Francesco Ferrigno, who arrived in Canada from Italy four years ago, is surrounded by the Nativity scenes he created that are on display at St. Eugene Catholic School. Photo by Meggie Hoegler

Traditional nativity art from Italy passed down to new generation

By 
  • December 24, 2017
Francesco Ferrigno sums up his first winter in Canada in two words: Cold and lonely.

Living alone in a basement apartment four years ago, he missed his family and the warm Italian sun in Naples.

Two things got him through that first year: his faith and creating presepio, an Italian art form that depicts the Nativity scene. Every time he worked on a piece, he was transported back to his childhood and a family tradition dating back to 1836.

Ferrigno, 37, is no longer cold or lonely. Now, he loves the snow, is happily married to an Italian-Canadian woman and has a three-month-old daughter, Emily. 

“I found love and got married to my wonderful wife Stephanie. Now we have little Emily who was born out of this love. They are my life. I tell everyone I have a wife and a fiancée!” said Ferrigno, laughing. 

He has a job he loves. As an occasional custodian at Toronto’s St. Eugene Catholic School, Ferrigno wanted to give back to the community that helped him adjust to his new life by donating the Nativity scenes he has been working on the past three years.

“At St. Eugene, I always felt like I was part of the family,” said Ferrigno. “Working in a Catholic community like this is fantastic. This exhibit is just one way for me to show my gratitude to the school board.”

Ferrigno e-mailed Robert Gallo, a religion and family life resource teacher for the Toronto Catholic school board, asking if he could display his pieces.

“We are in the middle of a three-year plan called Parish, Family and School. This is the year of the family, so I thought what better way to showcase that than to feature a family tradition of one of our staff dating back 150 years?” said Gallo.

Once he received permission from St. Eugene’s principal, Kirsten Kelly, Gallo and Ferrigno went to work planning the exhibit.

Gallo is Italian by heritage and speaks the language. He enjoyed hearing stories about the art tradition and Ferrigno’s experience growing up in the heart of Naples.

“My uncle, Francesco Crauso, lived next door to me and he made presepio art,” Ferrigno said. An art form dating back to a commission from St. Francis of Assisi, the figurines are made from terracotta and painted to look as realistic as possible. Neapolitan figures often include religious figures as well as 18th-century scenes with ordinary people — shopkeepers, vendors, butchers and beggars.

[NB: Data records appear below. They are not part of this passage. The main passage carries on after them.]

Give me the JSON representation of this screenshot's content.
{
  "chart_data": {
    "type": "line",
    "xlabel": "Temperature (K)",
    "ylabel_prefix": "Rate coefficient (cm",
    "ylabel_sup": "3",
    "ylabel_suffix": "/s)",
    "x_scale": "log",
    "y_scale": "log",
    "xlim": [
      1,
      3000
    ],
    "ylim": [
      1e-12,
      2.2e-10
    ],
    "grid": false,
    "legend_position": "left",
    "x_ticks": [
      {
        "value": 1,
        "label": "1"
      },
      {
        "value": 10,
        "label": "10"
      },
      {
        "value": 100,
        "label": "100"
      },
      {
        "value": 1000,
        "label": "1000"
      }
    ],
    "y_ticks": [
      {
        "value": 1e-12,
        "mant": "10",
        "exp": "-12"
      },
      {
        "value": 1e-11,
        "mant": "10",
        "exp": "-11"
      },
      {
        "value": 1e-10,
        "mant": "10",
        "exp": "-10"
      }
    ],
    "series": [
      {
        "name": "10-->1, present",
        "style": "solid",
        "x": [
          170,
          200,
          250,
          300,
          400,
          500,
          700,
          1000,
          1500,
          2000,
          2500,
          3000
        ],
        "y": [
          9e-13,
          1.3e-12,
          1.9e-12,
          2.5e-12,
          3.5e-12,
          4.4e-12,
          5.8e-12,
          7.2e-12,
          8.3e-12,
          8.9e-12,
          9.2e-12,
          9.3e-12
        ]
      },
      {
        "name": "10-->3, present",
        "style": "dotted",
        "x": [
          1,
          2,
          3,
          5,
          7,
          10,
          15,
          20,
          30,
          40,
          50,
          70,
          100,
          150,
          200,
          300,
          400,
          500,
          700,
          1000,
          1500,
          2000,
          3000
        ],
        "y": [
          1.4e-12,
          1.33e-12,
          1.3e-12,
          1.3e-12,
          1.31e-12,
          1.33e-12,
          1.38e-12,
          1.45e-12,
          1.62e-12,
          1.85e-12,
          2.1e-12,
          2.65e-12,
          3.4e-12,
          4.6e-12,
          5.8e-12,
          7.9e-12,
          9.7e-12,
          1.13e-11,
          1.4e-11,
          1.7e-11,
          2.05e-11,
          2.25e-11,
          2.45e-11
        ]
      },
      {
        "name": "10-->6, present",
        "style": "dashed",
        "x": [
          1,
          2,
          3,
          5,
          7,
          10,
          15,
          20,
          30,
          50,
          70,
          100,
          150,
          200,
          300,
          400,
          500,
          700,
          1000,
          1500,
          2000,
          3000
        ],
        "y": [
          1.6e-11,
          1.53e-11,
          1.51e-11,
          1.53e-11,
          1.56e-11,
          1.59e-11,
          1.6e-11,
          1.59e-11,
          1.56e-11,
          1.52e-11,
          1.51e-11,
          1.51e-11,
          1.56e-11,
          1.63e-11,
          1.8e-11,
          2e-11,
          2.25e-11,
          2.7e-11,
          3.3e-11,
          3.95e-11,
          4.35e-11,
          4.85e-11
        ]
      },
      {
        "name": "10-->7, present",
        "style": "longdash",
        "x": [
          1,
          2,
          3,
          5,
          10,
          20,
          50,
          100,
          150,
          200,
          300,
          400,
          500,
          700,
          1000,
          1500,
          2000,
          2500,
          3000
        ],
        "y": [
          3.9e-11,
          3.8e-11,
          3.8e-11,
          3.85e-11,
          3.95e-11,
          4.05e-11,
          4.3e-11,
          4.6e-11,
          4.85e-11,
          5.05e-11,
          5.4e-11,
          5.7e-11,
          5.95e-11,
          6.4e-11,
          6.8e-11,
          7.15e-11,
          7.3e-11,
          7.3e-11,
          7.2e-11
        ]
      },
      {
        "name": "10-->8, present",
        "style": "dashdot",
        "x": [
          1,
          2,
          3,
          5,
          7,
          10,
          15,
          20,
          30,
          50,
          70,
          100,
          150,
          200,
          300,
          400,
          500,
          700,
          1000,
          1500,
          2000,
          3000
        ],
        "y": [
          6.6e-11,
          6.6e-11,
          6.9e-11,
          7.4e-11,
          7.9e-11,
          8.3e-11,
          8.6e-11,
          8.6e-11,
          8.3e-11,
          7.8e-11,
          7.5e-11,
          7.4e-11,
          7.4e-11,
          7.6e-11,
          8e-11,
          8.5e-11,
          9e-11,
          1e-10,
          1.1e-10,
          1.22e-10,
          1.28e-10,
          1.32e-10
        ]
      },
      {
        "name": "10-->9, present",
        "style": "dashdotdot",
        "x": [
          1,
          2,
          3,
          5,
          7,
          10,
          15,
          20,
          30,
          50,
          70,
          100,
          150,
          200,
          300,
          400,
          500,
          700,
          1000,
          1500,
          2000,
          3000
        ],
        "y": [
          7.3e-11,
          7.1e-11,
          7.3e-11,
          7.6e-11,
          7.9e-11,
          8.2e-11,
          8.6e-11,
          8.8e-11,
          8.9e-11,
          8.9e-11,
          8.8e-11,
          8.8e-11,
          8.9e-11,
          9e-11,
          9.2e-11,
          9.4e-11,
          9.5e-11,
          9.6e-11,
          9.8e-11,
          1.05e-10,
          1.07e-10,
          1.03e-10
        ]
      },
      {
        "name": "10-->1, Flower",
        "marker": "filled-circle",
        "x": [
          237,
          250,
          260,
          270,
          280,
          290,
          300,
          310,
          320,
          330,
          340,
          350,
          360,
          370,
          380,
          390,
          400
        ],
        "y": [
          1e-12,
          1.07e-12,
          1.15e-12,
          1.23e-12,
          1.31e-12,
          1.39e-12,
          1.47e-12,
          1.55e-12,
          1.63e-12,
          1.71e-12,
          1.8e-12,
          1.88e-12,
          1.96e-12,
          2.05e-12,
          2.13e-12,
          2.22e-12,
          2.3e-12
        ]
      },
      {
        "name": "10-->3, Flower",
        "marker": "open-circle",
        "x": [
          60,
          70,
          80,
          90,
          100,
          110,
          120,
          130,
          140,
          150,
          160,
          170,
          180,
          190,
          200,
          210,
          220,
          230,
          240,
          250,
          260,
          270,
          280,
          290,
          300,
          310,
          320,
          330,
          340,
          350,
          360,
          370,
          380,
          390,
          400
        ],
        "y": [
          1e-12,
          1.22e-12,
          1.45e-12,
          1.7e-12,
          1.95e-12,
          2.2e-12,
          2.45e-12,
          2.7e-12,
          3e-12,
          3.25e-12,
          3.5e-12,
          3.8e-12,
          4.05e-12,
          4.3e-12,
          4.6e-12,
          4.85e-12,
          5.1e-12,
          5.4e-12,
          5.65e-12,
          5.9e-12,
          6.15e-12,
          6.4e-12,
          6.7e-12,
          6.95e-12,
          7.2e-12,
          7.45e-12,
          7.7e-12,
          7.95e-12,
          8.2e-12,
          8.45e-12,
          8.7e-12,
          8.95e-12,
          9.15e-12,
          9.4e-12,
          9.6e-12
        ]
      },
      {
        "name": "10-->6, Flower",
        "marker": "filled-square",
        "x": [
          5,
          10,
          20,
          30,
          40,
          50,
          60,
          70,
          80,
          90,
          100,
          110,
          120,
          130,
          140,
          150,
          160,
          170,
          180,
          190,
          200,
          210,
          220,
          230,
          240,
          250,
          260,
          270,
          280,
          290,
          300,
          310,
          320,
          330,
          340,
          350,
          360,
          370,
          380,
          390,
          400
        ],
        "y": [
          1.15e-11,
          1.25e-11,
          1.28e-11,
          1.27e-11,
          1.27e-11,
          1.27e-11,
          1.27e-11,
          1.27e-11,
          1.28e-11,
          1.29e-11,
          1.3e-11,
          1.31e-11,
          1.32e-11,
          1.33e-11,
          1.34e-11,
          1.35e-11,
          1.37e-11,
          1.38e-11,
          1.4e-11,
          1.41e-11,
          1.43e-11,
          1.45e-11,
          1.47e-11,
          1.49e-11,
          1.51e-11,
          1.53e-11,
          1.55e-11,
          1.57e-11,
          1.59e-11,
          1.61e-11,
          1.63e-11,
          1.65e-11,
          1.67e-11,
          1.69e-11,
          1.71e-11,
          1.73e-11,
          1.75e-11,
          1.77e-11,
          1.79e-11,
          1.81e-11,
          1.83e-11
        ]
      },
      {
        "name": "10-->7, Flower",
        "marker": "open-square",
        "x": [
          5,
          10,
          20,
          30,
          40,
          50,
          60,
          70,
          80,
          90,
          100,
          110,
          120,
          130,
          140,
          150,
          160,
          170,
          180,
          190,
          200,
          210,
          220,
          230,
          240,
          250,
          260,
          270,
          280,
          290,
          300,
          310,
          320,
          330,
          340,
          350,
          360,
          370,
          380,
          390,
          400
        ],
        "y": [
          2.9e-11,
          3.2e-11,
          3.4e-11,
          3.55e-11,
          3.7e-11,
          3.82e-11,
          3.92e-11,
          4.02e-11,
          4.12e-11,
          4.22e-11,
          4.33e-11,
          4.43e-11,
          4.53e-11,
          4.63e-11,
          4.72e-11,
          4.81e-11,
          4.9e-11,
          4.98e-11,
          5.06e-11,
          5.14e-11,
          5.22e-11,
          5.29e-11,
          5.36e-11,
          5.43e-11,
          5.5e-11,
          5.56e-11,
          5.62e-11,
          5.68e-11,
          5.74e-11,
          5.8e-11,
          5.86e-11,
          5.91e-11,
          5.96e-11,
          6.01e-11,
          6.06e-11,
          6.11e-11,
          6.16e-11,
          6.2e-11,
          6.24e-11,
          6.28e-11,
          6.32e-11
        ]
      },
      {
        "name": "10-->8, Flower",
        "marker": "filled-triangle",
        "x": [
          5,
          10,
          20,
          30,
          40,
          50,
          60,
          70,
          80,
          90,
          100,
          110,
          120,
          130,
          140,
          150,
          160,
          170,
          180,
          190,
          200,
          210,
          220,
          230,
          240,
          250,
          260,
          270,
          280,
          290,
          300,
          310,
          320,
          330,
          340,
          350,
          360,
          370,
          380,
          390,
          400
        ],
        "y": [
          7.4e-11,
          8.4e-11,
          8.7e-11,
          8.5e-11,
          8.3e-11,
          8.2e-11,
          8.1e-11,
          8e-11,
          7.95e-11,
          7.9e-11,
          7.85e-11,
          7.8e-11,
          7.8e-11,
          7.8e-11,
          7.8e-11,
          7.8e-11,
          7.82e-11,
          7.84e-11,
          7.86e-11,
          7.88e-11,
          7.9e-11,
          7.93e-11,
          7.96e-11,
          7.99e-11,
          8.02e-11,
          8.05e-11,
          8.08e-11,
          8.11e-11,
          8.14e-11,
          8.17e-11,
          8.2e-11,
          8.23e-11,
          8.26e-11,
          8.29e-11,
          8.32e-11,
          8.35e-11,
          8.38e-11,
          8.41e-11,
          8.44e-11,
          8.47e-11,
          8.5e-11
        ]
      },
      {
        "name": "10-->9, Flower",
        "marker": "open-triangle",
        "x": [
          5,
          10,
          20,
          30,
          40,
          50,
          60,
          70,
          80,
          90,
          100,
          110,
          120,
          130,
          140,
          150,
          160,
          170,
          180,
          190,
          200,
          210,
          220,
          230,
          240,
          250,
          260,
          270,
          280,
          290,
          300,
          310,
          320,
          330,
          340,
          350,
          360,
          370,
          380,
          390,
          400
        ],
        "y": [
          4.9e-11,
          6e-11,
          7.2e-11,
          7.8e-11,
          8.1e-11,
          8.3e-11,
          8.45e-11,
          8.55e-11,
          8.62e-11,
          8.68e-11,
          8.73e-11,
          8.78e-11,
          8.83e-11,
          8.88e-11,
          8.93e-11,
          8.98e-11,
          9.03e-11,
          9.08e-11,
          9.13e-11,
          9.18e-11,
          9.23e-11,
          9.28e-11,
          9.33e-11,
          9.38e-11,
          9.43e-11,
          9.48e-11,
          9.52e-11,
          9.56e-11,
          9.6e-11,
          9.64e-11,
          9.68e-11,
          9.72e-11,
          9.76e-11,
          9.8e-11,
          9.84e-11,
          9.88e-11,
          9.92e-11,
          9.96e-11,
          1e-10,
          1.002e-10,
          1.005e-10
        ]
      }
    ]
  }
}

“I grew up with these,” he said, gesturing to the 13 Nativity displays (one of which includes an actual running water system.) “I never want to stop creating them. I sold a few of them, but I don’t want to turn it into a business. I want every piece to be an original and to mean something.”

Class by class, teachers bring their students to admire Ferrigno’s creations. The children peer in, marvelling at the tiny lights wired into each display. The running water display is a hit.

“I’ve been wondering how he did that,” said Abby Pader, a Grade 6 student at St. Eugene.

Gallo made a mini documentary on Ferrigno and his creations.

“It’s a story we have to tell,” said Gallo, who filmed the entire documentary on his iPhone. The larger theme of the documentary is the importance of the Nativity and Advent. To illustrate this, he spoke with several students from St. Eugene.

“Advent is a countdown to when Jesus comes,” said Christian Hesse, a Grade 7 student. “The Nativity scenes are a cool way to remember that.”

Ferrigno also uses his Nativity scenes to teach his daughter about the true meaning of Christmas.

“I point to each character and tell her ‘This is the Baby Jesus’ or ‘This is his mother, Mary,’ I want to try to teach her how to make them when she is older,” he said. 

Gallo’s documentary can be viewed on the Toronto Catholic Board’s website.